Conforme disposição legal, a base de cálculo das contribuições para o PIS (Lei 10.637/2002) e para a COFINS (Lei 10.833/2003) é o faturamento, o qual foi equiparado ao total das receitas, independentemente de sua denominação ou classificação contábil.

Assim, o Imposto sobre Serviços de Qualquer Natureza (ISSQN) – imposto retido pelo contribuinte por obrigação legal, não é receita da empresa, sendo valor de titularidade do fisco municipal. Ainda que se leve em conta o conceito amplo de “todas as receitas obtidas pela pessoa jurídica”, não pode ser considerado faturamento, e, portanto, não pode ser incluído na base de cálculo de PIS ou COFINS.

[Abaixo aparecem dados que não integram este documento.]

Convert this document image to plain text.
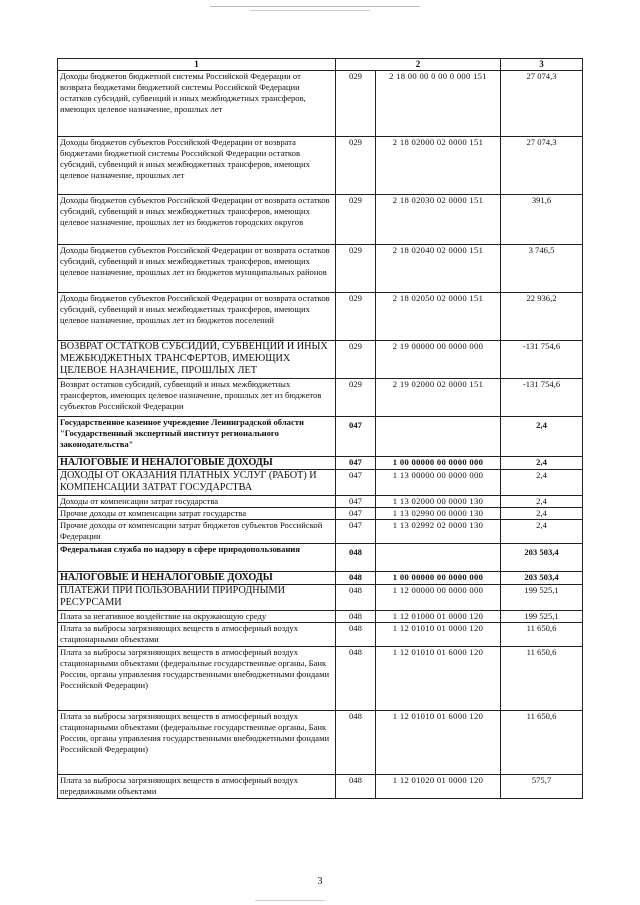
1	2		3
Доходы бюджетов бюджетной системы Российской Федерации от возврата бюджетами бюджетной системы Российской Федерации остатков субсидий, субвенций и иных межбюджетных трансферов, имеющих целевое назначение, прошлых лет	029	2 18 00 00 0 00 0 000 151	27 074,3
Доходы бюджетов субъектов Российской Федерации от возврата бюджетами бюджетной системы Российской Федерации остатков субсидий, субвенций и иных межбюджетных трансферов, имеющих целевое назначение, прошлых лет	029	2 18 02000 02 0000 151	27 074,3
Доходы бюджетов субъектов Российской Федерации от возврата остатков субсидий, субвенций и иных межбюджетных трансферов, имеющих целевое назначение, прошлых лет из бюджетов городских округов	029	2 18 02030 02 0000 151	391,6
Доходы бюджетов субъектов Российской Федерации от возврата остатков субсидий, субвенций и иных межбюджетных трансферов, имеющих целевое назначение, прошлых лет из бюджетов муниципальных районов	029	2 18 02040 02 0000 151	3 746,5
Доходы бюджетов субъектов Российской Федерации от возврата остатков субсидий, субвенций и иных межбюджетных трансферов, имеющих целевое назначение, прошлых лет из бюджетов поселений	029	2 18 02050 02 0000 151	22 936,2
ВОЗВРАТ ОСТАТКОВ СУБСИДИЙ, СУБВЕНЦИЙ И ИНЫХ МЕЖБЮДЖЕТНЫХ ТРАНСФЕРТОВ, ИМЕЮЩИХ ЦЕЛЕВОЕ НАЗНАЧЕНИЕ, ПРОШЛЫХ ЛЕТ	029	2 19 00000 00 0000 000	-131 754,6
Возврат остатков субсидий, субвенций и иных межбюджетных трансфертов, имеющих целевое назначение, прошлых лет из бюджетов субъектов Российской Федерации	029	2 19 02000 02 0000 151	-131 754,6
Государственное казенное учреждение Ленинградской области "Государственный экспертный институт регионального законодательства"	047		2,4
НАЛОГОВЫЕ И НЕНАЛОГОВЫЕ ДОХОДЫ	047	1 00 00000 00 0000 000	2,4
ДОХОДЫ ОТ ОКАЗАНИЯ ПЛАТНЫХ УСЛУГ (РАБОТ) И КОМПЕНСАЦИИ ЗАТРАТ ГОСУДАРСТВА	047	1 13 00000 00 0000 000	2,4
Доходы от компенсации затрат государства	047	1 13 02000 00 0000 130	2,4
Прочие доходы от компенсации затрат государства	047	1 13 02990 00 0000 130	2,4
Прочие доходы от компенсации затрат бюджетов субъектов Российской Федерации	047	1 13 02992 02 0000 130	2,4
Федеральная служба по надзору в сфере природопользования	048		203 503,4
НАЛОГОВЫЕ И НЕНАЛОГОВЫЕ ДОХОДЫ	048	1 00 00000 00 0000 000	203 503,4
ПЛАТЕЖИ ПРИ ПОЛЬЗОВАНИИ ПРИРОДНЫМИ РЕСУРСАМИ	048	1 12 00000 00 0000 000	199 525,1
Плата за негативное воздействие на окружающую среду	048	1 12 01000 01 0000 120	199 525,1
Плата за выбросы загрязняющих веществ в атмосферный воздух стационарными объектами	048	1 12 01010 01 0000 120	11 650,6
Плата за выбросы загрязняющих веществ в атмосферный воздух стационарными объектами (федеральные государственные органы, Банк России, органы управления государственными внебюджетными фондами Российской Федерации)	048	1 12 01010 01 6000 120	11 650,6
Плата за выбросы загрязняющих веществ в атмосферный воздух стационарными объектами (федеральные государственные органы, Банк России, органы управления государственными внебюджетными фондами Российской Федерации)	048	1 12 01010 01 6000 120	11 650,6
Плата за выбросы загрязняющих веществ в атмосферный воздух передвижными объектами	048	1 12 01020 01 0000 120	575,7
3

Logo, o que foi apurado de PIS e COFINS sobre a receita de ISS, pode ser revisto, inclusive com a devolução de contribuições pagas a maior (também, após o trânsito em julgado, poderá ser revisto o valor de PIS e COFINS nos parcelamentos).

Para nós, a decisão é importante, pois possibilita a redução do custo do transporte coletivo, abrindo a possibilidade de nova redução das passagens de ônibus, caso seja confirmada esta jurisprudência pelo Supremo Tribunal Federal. Resta aos contribuintes, tão sacrificados com o sempre crescente aumento da carga tributária, esperar que os ministros do Excelso Supremo Tribunal Federal operem com a justa competência de sempre.

Os reflexos dessas exclusões (ICMS e ISS) trarão benefícios para todos nós. A solução urgente e definitiva é uma reforma tributária séria, que, até agora segue como um mero discurso de campanha eleitoral.

Enquanto a dita reforma não vem, as empresas que se sentirem prejudicadas têm a opção de recorrer ao poder que ainda oferta esperança de que o Brasil é um país sério – o poder judiciário!